Barth parted with anthropological notions of cultures as bounded entities, and ethnicity as primordial bonds. He focused on the interface and interaction between groups that gave rise to identities.

Ethnic Groups and Boundaries, which he edited, concentrates on the interconnections of ethnic identities. Barth writes in his introduction (p. 9):

... categorical ethnic distinctions do not depend on an absence of mobility, contact and information, but do entail social processes of exclusion and incorporation whereby discrete categories are maintained despite changing participation and membership in the course of individual life histories.

He emphasizes the use by groups of categories - i.e. ethnic labels - that usually endure even when individual members move across boundaries or share an identity with people in more than one group.

The inter-dependency of ethnic groups is a pivotal argument throughout both the introduction and the following chapters.

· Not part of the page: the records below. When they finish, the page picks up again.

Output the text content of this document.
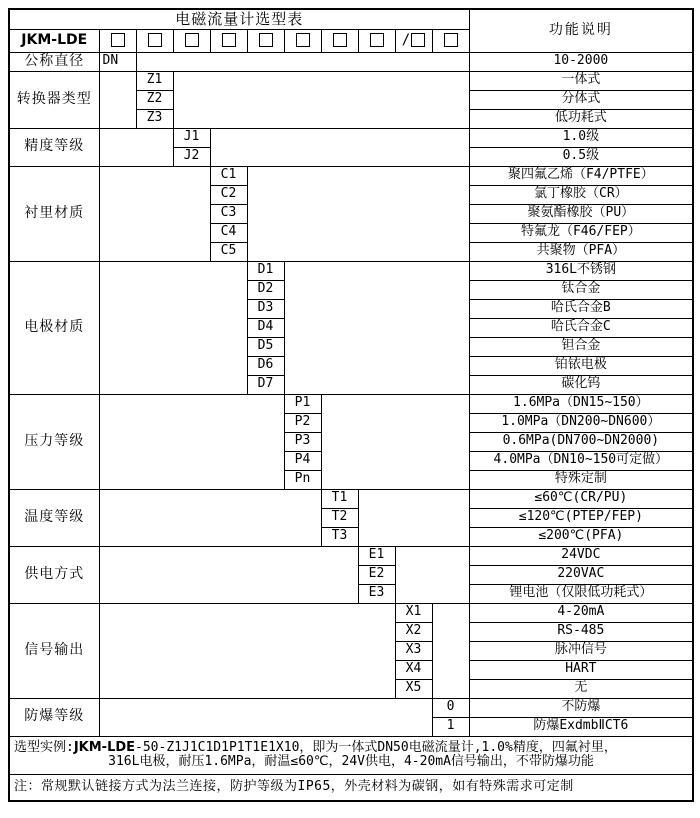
电磁流量计选型表											功能说明
JKM-LDE									/		
公称直径	DN										10-2000
转换器类型		Z1									一体式
		Z2									分体式
		Z3									低功耗式
精度等级			J1								1.0级
			J2								0.5级
衬里材质				C1							聚四氟乙烯（F4/PTFE）
				C2							氯丁橡胶（CR）
				C3							聚氨酯橡胶（PU）
				C4							特氟龙（F46/FEP）
				C5							共聚物（PFA）
电极材质					D1						316L不锈钢
					D2						钛合金
					D3						哈氏合金B
					D4						哈氏合金C
					D5						钽合金
					D6						铂铱电极
					D7						碳化钨
压力等级						P1					1.6MPa（DN15~150）
						P2					1.0MPa（DN200~DN600）
						P3					0.6MPa(DN700~DN2000)
						P4					4.0MPa（DN10~150可定做）
						Pn					特殊定制
温度等级							T1				≤60℃(CR/PU)
							T2				≤120℃(PTEP/FEP)
							T3				≤200℃(PFA)
供电方式								E1			24VDC
								E2			220VAC
								E3			锂电池（仅限低功耗式）
信号输出									X1		4-20mA
									X2		RS-485
									X3		脉冲信号
									X4		HART
									X5		无
防爆等级										0	不防爆
										1	防爆ExdmbⅡCT6

选型实例:JKM-LDE-50-Z1J1C1D1P1T1E1X10，即为一体式DN50电磁流量计,1.0%精度，四氟衬里，
316L电极，耐压1.6MPa，耐温≤60℃，24V供电，4-20mA信号输出，不带防爆功能											

注：常规默认链接方式为法兰连接，防护等级为IP65，外壳材料为碳钢，如有特殊需求可定制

As interdependent, ethnic identities are the product of continuous so-called ascription (Cf. Ascriptive inequality) and self-ascription, Barth stresses the interactional perspective of social anthropology on the level of the persons involved instead of on a socio-structural level. Ethnic identity becomes and is maintained through relational processes of inclusion and exclusion.

==Literature==
- Biographies

- Lewis, Herbert S. (2017). « L’anthropologue nomade : Biographie intellectuelle de Frederik Barth », in BEROSE - International Encyclopaedia of the Histories of Anthropology, Paris.
- Thomas Hylland Eriksen Fredrik Barth: An intellectual biography University of Chicago Press 2015 ISBN 9780745335360

- Selected bibliography
- Balinese worlds. Chicago: University of Chicago Press, 1993. ISBN 0-226-03833-5
- Cosmologies in the making : a generative approach to cultural variation in inner New Guinea. Cambridge: Cambridge University Press, 1987. ISBN 0-521-34279-1
- Sohar, culture and society in an Omani town. Baltimore: Johns Hopkins University Press, 1983. ISBN 0-8018-2840-6
- Ritual and knowledge among the Baktaman of New Guinea. Oslo: Universitetsforlaget, 1975. ISBN 0-300-01816-9
- Ethnic groups and boundaries. The social organization of culture difference. Oslo: Universitetsforlaget, 1969. ISBN 978-0-04-572019-4 (Reissued Long Grove, IL: Waveland Press, 1998)
- Models of social organization. London, Royal Anthropological Institute, 1966.
- Nomads of South-Persia; the Basseri tribe of the Khamseh Confederacy. Oslo: Universitetsforlaget, 1962.
- Political leadership among Swat Pathans. London : The Athlone Press, 1959.